Haiku seems to be popping up all around me this summer and keeping me on track with my off-again-on-again practice of writing a haiku a day. Most of the ones I wrote through the end of July were about the lack of rainfall here in New Mexico & my very dry garden.
the sky grows dark.
thunder. lightning.
not a raindrop falls.
Once I got to Vermont, where it is very wet (rain every other day, and my sister’s house is surrounded by lakes and ponds), water became the recurring theme.
far across the lake
a loon’s cry.
cattails at attention.
While in Vermont, I attended a reading given by David Budbill, whose poetry is very haiku-like. Then last week I went to the opening of From a Distant Road, an exhibit at the Museum of New Mexico that includes John Brandi’s contemporary haiga (haiku poems accompanied by brush art work). That’s an example above, and click on it to see more of his pieces from the exhibit.

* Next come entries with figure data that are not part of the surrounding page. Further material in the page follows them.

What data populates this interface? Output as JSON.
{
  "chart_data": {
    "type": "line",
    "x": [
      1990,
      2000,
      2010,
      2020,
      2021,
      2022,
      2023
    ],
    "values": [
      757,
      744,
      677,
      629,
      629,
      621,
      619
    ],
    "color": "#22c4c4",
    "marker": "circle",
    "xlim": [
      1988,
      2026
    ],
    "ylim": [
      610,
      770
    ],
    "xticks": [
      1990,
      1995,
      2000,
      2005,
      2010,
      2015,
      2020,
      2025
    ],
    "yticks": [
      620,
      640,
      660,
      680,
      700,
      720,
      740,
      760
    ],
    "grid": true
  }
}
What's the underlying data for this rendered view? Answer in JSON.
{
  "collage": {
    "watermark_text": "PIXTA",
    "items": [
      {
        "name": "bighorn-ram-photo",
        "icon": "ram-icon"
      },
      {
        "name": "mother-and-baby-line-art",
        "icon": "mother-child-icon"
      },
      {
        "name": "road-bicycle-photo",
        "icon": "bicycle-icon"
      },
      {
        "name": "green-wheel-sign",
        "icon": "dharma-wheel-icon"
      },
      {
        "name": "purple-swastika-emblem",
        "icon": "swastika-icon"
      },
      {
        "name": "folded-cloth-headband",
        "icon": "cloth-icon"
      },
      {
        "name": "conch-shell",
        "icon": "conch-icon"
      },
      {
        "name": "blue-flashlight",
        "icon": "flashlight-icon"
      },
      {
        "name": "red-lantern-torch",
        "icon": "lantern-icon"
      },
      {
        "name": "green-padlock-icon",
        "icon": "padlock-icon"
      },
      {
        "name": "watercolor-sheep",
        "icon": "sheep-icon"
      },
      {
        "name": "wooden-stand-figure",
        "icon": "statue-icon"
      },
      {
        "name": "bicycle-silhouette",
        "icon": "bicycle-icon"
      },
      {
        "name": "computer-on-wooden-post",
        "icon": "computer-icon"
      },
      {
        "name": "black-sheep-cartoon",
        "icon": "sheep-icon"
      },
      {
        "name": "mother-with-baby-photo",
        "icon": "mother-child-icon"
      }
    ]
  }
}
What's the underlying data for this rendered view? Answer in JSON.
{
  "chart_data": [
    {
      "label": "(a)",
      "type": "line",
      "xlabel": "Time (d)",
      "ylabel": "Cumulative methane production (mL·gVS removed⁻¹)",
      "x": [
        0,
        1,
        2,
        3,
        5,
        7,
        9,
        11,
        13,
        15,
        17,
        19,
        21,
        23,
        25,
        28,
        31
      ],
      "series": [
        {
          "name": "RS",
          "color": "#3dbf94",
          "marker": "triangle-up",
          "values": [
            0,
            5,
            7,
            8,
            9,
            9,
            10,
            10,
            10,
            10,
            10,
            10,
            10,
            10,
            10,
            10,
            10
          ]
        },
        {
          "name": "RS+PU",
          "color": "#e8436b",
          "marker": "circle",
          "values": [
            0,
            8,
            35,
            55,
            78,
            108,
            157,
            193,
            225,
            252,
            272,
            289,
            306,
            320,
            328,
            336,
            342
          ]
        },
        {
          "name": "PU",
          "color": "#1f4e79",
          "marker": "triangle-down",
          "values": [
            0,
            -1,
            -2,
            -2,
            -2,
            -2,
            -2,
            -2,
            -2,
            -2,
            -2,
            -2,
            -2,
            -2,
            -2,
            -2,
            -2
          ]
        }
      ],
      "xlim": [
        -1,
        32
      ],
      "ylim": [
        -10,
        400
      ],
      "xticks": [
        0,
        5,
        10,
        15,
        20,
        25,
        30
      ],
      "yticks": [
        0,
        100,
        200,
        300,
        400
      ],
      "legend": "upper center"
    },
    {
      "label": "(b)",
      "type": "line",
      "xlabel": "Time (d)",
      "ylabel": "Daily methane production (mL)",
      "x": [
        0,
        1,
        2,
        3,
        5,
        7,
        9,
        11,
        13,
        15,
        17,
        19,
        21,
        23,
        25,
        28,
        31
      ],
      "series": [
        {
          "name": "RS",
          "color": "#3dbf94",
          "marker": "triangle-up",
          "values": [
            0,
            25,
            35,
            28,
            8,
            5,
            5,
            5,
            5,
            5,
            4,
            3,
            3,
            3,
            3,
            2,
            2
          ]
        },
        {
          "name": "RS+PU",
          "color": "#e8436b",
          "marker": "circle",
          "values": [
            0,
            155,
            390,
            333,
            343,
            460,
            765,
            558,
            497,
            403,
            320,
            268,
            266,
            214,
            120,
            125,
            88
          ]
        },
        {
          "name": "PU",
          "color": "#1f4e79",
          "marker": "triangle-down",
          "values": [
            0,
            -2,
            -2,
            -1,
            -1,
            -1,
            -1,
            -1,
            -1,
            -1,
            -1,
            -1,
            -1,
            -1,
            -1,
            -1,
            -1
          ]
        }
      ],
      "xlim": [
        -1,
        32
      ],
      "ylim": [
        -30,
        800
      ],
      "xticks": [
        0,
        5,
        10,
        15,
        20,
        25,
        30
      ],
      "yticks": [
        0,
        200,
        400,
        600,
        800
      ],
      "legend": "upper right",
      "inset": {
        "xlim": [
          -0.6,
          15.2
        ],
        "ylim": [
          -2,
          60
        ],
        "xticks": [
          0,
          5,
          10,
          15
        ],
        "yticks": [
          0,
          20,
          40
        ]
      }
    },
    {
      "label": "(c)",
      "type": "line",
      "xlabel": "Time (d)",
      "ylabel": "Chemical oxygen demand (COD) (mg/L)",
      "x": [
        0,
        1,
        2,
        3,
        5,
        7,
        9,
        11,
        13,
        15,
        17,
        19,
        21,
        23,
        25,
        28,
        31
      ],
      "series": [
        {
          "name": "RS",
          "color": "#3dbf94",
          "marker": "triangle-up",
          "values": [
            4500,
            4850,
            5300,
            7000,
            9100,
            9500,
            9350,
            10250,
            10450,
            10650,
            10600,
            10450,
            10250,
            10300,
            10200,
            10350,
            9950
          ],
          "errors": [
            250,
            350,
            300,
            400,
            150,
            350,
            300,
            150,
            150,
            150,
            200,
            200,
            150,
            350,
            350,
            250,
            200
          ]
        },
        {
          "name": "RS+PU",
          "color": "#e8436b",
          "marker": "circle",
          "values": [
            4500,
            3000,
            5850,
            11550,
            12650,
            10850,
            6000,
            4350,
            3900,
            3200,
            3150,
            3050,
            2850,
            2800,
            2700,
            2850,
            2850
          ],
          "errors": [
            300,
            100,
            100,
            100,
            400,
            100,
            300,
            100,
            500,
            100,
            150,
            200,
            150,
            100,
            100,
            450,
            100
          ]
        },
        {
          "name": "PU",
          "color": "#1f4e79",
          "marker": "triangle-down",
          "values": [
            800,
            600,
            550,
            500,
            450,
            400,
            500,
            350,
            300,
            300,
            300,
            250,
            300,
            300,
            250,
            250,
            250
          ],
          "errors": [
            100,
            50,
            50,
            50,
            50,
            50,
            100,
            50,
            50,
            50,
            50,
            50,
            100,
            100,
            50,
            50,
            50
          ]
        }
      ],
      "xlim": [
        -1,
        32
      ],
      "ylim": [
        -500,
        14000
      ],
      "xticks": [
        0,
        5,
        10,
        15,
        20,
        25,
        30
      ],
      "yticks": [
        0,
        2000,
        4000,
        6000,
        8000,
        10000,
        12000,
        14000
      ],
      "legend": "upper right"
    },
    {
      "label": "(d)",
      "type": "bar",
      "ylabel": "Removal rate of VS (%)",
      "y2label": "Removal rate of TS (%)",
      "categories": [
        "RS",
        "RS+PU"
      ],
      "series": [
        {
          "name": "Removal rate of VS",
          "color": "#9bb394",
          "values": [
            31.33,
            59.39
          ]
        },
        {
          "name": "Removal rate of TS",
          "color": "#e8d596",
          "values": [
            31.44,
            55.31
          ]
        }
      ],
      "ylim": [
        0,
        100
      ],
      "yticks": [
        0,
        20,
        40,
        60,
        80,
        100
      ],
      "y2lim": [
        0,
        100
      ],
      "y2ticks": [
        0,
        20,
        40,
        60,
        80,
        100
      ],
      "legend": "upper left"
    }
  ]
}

Brandi gave a talk before the reception, introducing us to the history of haiga. But most interesting to me were his comments on his practice of writing haiku — that it was often about encapsulating an “aha” moment or that he sat outside and wrote about what was happening around him. I usually write at the end of the day and use it to reflect back on what took place that day, with my generally imperfect memory.
I quite like that notion of summing up the day with a haiku. It seems that would make one focus on the important things to remember, rather than a long, confessional litany.